Germany’s decision to replace its fleet of nuclear power stations is putting it at the forefront of renewable energy generation
Three weeks after the Fukushima disaster in Japan, Germany announced that it would close all of its nuclear power stations by the end of the decade, now six years away. Accounting for 18% of electricity generating capacity this was a brave move, all the more so for the promise that the capacity shortfall would be filled by renewable capacity.
Germany has the capability, wealth and importantly the public support for its plan, although business and the energy intensive industries must be concerned. Maintaining public support is vital as the costs of transition will be high particularly given the short time frame. Germany already has electricity prices among the highest in the EU and risen by 47% over the last two years.
The move is not without risks. As the UK worries about the possibility of blackouts caused by a lack of de-rated generation capacity, Germany has recently experienced the opposite. In June last year the wholesale price of electricity went negative as a combination of low demand and high renewable generation conspired to create an excess of electricity generation into the grid, risking the integrity of the grid. The normal balancing of the grid achieved through switching off capacity was not sufficient while the supply at any price wind, solar and nuclear continued to generate unabated.
The contrast between Germany and the UK is stark. In the UK the cost and risk would stop the plan in its tracks
Another risk is the availability of capital to invest in the new infrastructure and generating capacity. The asset values of EU utilities has fallen by $500bn dollars over the last five years as the profit margins have fallen, more than the banks lost over the same period. This limits the investment capacity of the utilities, evidenced by declining investment plans, all at a time when the need is rising.
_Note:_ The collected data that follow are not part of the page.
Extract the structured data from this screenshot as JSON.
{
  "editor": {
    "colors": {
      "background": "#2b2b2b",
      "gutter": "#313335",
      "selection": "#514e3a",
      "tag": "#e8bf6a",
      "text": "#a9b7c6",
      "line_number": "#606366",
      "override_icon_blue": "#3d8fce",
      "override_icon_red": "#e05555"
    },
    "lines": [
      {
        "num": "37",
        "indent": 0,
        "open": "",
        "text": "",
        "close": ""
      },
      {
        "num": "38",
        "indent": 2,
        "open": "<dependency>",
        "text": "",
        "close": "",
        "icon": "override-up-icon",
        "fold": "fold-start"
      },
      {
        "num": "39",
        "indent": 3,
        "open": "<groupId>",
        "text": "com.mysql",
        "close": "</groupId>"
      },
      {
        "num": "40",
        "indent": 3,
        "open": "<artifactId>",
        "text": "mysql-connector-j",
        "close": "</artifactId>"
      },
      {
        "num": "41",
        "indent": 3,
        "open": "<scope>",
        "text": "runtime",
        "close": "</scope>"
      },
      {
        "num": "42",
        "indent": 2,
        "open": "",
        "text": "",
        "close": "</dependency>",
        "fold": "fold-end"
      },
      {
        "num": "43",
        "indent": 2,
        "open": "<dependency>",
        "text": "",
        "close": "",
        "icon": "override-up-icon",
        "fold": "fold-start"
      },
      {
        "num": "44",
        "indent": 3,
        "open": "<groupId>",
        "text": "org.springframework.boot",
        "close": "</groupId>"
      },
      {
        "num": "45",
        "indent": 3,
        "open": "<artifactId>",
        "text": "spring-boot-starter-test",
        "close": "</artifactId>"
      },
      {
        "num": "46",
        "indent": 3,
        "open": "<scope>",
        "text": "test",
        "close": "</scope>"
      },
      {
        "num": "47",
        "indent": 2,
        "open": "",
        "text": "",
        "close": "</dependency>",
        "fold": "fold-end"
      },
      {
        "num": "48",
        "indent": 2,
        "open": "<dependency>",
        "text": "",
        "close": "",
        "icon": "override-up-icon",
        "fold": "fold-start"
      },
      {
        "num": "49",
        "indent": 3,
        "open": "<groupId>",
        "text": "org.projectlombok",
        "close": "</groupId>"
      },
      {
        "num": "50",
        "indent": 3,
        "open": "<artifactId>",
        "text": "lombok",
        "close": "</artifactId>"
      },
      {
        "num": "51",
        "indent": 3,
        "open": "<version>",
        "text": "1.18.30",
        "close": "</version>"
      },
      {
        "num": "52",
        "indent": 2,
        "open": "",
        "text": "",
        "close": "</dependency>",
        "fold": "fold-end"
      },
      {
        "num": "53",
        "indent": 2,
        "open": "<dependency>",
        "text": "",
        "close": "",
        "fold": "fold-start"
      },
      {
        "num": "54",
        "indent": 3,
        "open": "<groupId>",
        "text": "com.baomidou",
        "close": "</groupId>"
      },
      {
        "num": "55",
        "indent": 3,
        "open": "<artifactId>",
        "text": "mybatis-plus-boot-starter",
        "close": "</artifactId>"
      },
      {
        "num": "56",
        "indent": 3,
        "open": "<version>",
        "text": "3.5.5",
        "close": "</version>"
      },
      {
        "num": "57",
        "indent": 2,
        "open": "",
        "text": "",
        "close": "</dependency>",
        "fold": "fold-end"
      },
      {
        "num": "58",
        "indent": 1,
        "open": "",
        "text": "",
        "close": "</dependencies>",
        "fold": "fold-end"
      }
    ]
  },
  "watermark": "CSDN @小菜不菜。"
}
Rather strangely and perhaps in recognition of the risks to German heavy engineering, the country has started to build new coal fired power station designed to burn lignite, just about the dirtiest and environmentally unfriendly fuel around. The use of brown coal in Germany increased by 5% in 2012 and continues to grow reflecting its economic benefit to the German utilities. It is also an indigenous energy supply and will replace the imported black coal by 2018 further improving the country’s’ annual $250bn trade surplus.
The risks aside, the ambition is impressive with Germany aiming to achieve 80% renewable generation by 2050. In doing so the country will develop the intellectual, manufacturing and engineering skills that a resource depleted world will need.
The contrast between Germany and the UK is stark. In the UK the cost and risk would stop the plan in its tracks, reflecting our trading history where the balance sheet is all important. In Germany, also a trading nation, a faith in its engineering capability, and a long-term self-interested pragmatic vision enables it to take the giant steps forward that will, more than likely help it remain the EU’s powerhouse for years to come.